И вот, стащив непривычные одёжки, разноцветные и с Собрайлова плеча, они забрались нагие под балдахин, в самую глубину пуховой перины, и задули свечку. И очень медленно, с бесконечными мягкими задержками, чередуя нежные отвлекающие маневры с вкрадчивыми приближениями, приготовлениями к главному приступу, Роланд подобрался к ней и, выражаясь по-старинному, вошёл в неё, и завладел всей её прохладной белизною, которая разогрелась до его собственного тепла, так что не стало больше границ, и услыхал, уже перед рассветом, её крик, словно летящий издалека, ясноголосый, безудержный и бесстыдный, крик торжества и наслаждения.
Поутру весь мир имел новый, незнакомый запах. Это был запах после буревала, зелёный запах искромсанной листвы и растительных брызг, расщеплённого дерева и смоляной живицы, запах терпкий и заставляющий почему-то ещё думать о летнем, с хрустом надкушенном яблоке.
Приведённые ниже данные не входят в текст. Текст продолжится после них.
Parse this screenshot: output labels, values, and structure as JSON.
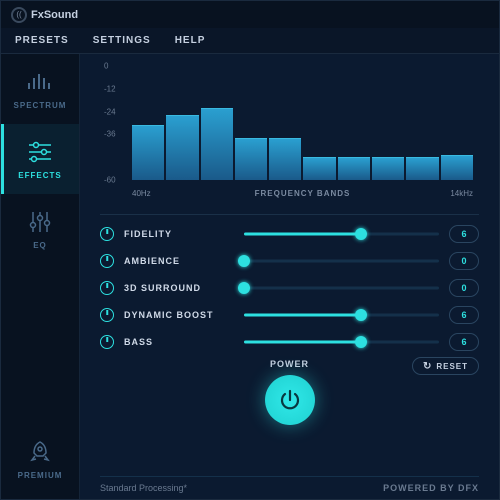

Это был запах смерти, разрушения – и вместе свежий, живой, что-то сулящий…
ПОСТСКРИПТУМ, 1868
Есть вещи, которые случаются, не оставляя заметного следа, о них не говорят и не пишут, – но было бы глубоко неверно утверждать, что последующие события идут своим путём безразлично, как если бы этих вещей не было вовсе.
Два человека встретились однажды жарким майским днём, и никогда потом ни с кем не говорили о той встрече. Вот как это произошло.
Был луг, широко раскинувшийся луг со стогами молодого сена, и с огромным, пёстрым изобилием летних цветов. Чего тут только не было: ярко-синие блаватки, алые маки и золотистые лютики, вуали вероники, узорчатый ковёр маргариток в невысокой траве, а ещё – фиолетовая скабиоза, жёлтый львиный зев, жёлто-оранжеватый ледвенец и белый луговой сердечник, лиловые анютины глазки, алый очный цвет и белые крапинки пастушьей сумки; и шла вокруг всего поля высокая живая изгородь, по её низу росли дикая морковь и наперстянка, а в верхнем ярусе переплелись собачья роза, чьи цветки бледно светят средь шипастых ветвей, нежно-кремовая и сладко пахнущая жимолость, бриония, там и сям прокинувшаяся ползучими нитями, и ещё паслён, смертоносный, с цветками как тёмные звёзды… Такое царило богатство, что казалось, никогда не будет конца ликующему сиянью природы. Травы были глянцевиты, и алмазные ниточки света пролегали в их гуще. Звонко, сладостно пели жаворонки и дрозды, и порхали повсюду бабочки, голубые, зелено-жёлтые, медно-красные и хрупко-белые, кочевали с цветка на цветок, с клевера на вику, с вики на шпорник, сверяясь по своим тайным лоциям – ультрафиолетовым пентаграммам, спиралькам света от цветочных лепестков…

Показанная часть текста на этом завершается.